Thu | Apr 27, 2017

Fallout from Greek austerity deal begins, Germany suggests IOUs

Published:Wednesday | July 15, 2015 | 7:37 AMAP

The German government is arguing that one possible way to help Greece meet its financial obligations in coming days, before a full bailout programme is established, is for the country to issue IOUs for domestic needs.

Finance Ministry spokesman Martin Jaeger said Wednesday that "we have included this element in the discussion" among eurozone nations on how to keep Greece afloat while talks proceed on the details of a full bailout deal. The talks are expected to last weeks.

Jaeger says that IOUs are just one of "various conceivable approaches."

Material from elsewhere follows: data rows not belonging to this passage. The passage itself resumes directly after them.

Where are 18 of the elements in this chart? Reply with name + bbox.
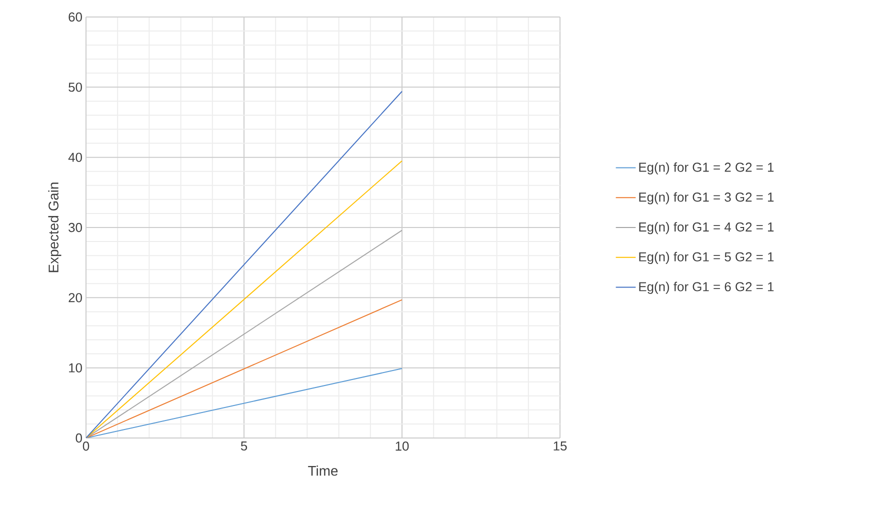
y-tick-label: 40	[68, 152, 82, 162]
legend-label: Eg(n) for G1 = 4 G2 = 1	[639, 222, 774, 234]
x-tick-label: 10	[396, 442, 409, 451]
x-axis-title: Time	[308, 466, 338, 476]
y-tick-label: 20	[68, 293, 82, 302]
x-tick-label: 0	[82, 442, 90, 451]
y-tick-label: 0	[76, 433, 82, 443]
x-tick-label: 5	[240, 442, 248, 451]
y-axis-title: Expected Gain	[48, 182, 62, 272]
y-tick-label: 10	[69, 363, 82, 372]
y-tick-label: 30	[68, 222, 82, 232]
y-tick-label: 50	[68, 82, 82, 92]
x-tick-label: 15	[554, 442, 567, 451]
legend-label: Eg(n) for G1 = 2 G2 = 1	[639, 162, 774, 174]
legend-label: Eg(n) for G1 = 6 G2 = 1	[639, 282, 774, 294]
y-tick-label: 60	[68, 12, 82, 22]
legend-label: Eg(n) for G1 = 5 G2 = 1	[639, 252, 774, 264]
legend-label: Eg(n) for G1 = 3 G2 = 1	[639, 192, 774, 204]
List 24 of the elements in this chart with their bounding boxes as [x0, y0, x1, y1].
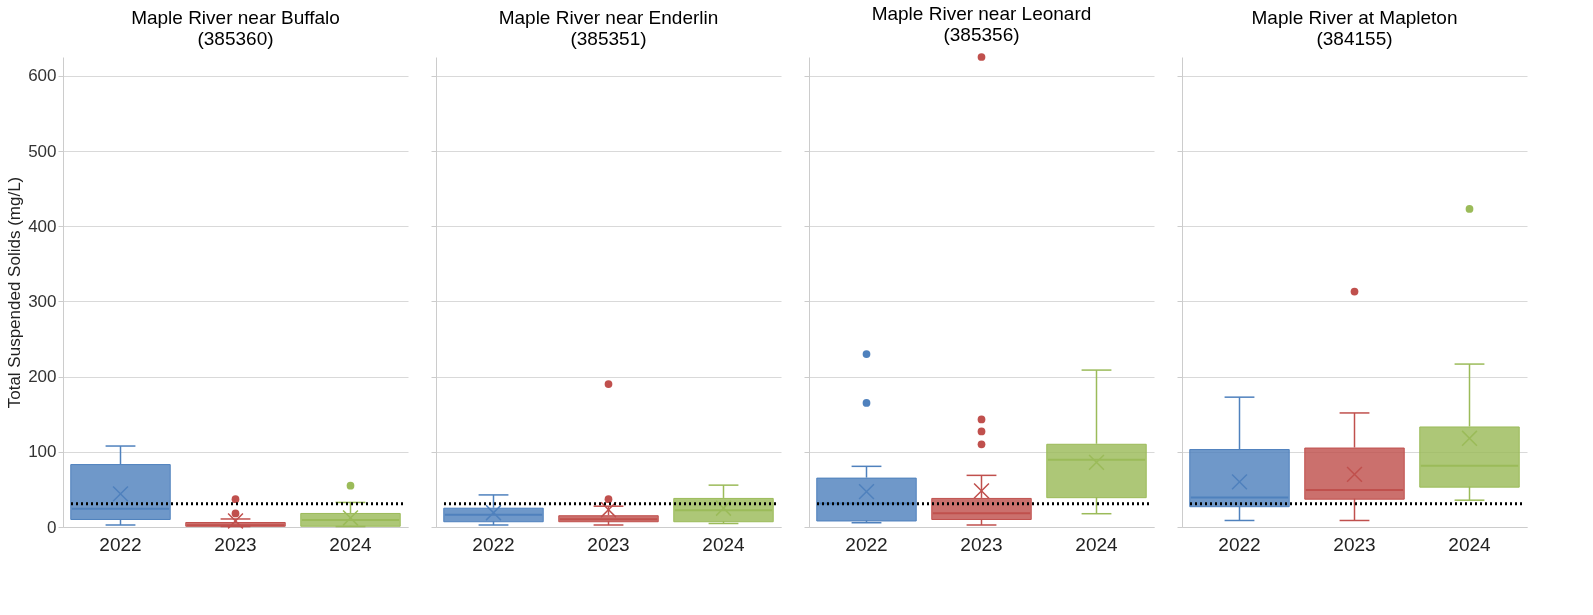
chart-title: Maple River near Leonard (385356): [871, 3, 1092, 46]
x-tick-label: 2022: [845, 533, 888, 555]
chart-title: Maple River near Enderlin (385351): [498, 7, 719, 49]
y-tick-label: 400: [28, 216, 57, 236]
x-tick-label: 2024: [1448, 533, 1492, 555]
x-tick-label: 2023: [960, 533, 1003, 555]
x-tick-label: 2023: [1333, 533, 1376, 555]
chart-title: Maple River near Buffalo (385360): [131, 7, 340, 49]
y-tick-label: 600: [28, 66, 57, 86]
x-tick-label: 2024: [1075, 533, 1119, 555]
x-tick-label: 2023: [587, 533, 630, 555]
chart-title: Maple River at Mapleton (384155): [1251, 7, 1458, 49]
y-tick-label: 100: [28, 442, 57, 462]
y-tick-label: 300: [28, 291, 57, 311]
x-tick-label: 2022: [1218, 533, 1261, 555]
y-tick-label: 200: [28, 367, 57, 387]
y-tick-label: 0: [47, 517, 57, 537]
x-tick-label: 2024: [702, 533, 746, 555]
x-tick-label: 2023: [214, 533, 257, 555]
y-axis-title: Total Suspended Solids (mg/L): [5, 176, 25, 409]
x-tick-label: 2024: [329, 533, 373, 555]
x-tick-label: 2022: [472, 533, 515, 555]
y-tick-label: 500: [28, 141, 57, 161]
x-tick-label: 2022: [99, 533, 142, 555]
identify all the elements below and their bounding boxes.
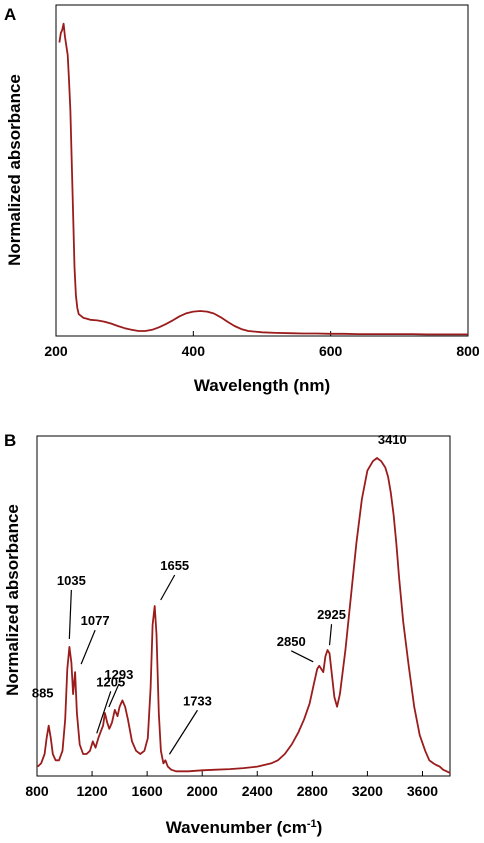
panel-a-x-tick-label: 400	[182, 343, 206, 359]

Greece needs short-term financing among other things to repay a loan to the European Central Bank due next week and to clear arrears with the International Monetary Fund.

Germany says eurozone leaders were aware of the IMF's analysis of Greece's debt situation when they drew up a preliminary bailout package and that, while Berlin takes the IMF's conclusions seriously, its position isn't new. The IMF has said Greek’s debt could rise to 200 per cent of GDP in two years.

The IMF said Tuesday that the Greek debt could rise to 200 per cent of GDP in two years and that Greece needs debt relief going "far beyond what Europe has been willing to consider so far."

Germany says an outright debt cut would be illegal under European law and argues that there's only limited room for manoeuvre on lesser forms of debt relief. Finance Ministry spokesman Martin Jaeger says that the European approach of making countries' debt sustainable by getting budgets in shape has worked well elsewhere.

He says Germany still believes that approach can work in Greece with the help of economic reforms and a privatisation fund.

The European Commission says there are "serious concerns" about the sustainability of Greece's debt load amid a worsening in its economy.

The Commission says in a report that its main forecasts are for debt to reach 165 per cent of GDP in 2020, 150 per cent in 2022 and 111 per cent in 2030.

In an 'adverse' scenario, in which the economy does worse than expected, the debt load would hit a massive 187 per cent, 176 per cent and 142 per cent, respectively.

The left-wing government of Prime Minister Alexis Tsipras took office in January. The Commission says that since the end of last year, there was a "very significant weakening of commitment to reforms and backtracking on previous reforms" which quickly led to a "significant deterioration of debt sustainability."

The Commission has cut its growth estimates and expects up to a 4 per cent contraction in Greece's economy this year, compared with a 0.5 per cent rise predicted early this year.

Greece's Alternate Finance Minister Nadia Valavani has resigned from government in protest over the austerity measures the country is asked to implement in exchange for a bailout.

Arriving in Parliament, Valavani said she was not going to vote in favour of the agreement, and that this meant she could not stay on as part of the government.

Earlier, Greece's finance ministry released a letter she had sent to the prime minister on Monday morning, saying that if he returned from Brussels having made commitments for harsh austerity measures she would be unable to continue as a member of the government.

Prime Minister Alexis Tsipras agreed to a deal Monday morning under which Greece must pass through parliament harsh austerity measures his left-wing government had long battled against in return for the start of negotiations on a third bailout of about €85 billion.

The European Commission is proposing to give Greece €7 billion in loans from a special fund overseen by all 28 EU nations so it can meet debts due in coming days.

The loan would be made pending the start of a full bailout programme agreed on between the 19 eurozone leaders on Monday.

Since Greece needs to meet debt payments as soon as next week, eurozone nations have been looking for a way to give it a first, quick loan. They are considering tapping a fund, the EFSM, which is backed by all 28 countries in the EU. The problem is that non-euro nation Britain does not want to help pay for Greece, which it considers a eurozone issue.

EU Commissioner Valdis Dombrovskis says that dipping into the EFSM "is not an easy option" but says there are no other obvious options. Once the full bailout package is operational, the initial loan could be repaid with money from the new programme. Domvrovskis adds that the Commission is looking for guarantees to protect non-euro nations on such a loan.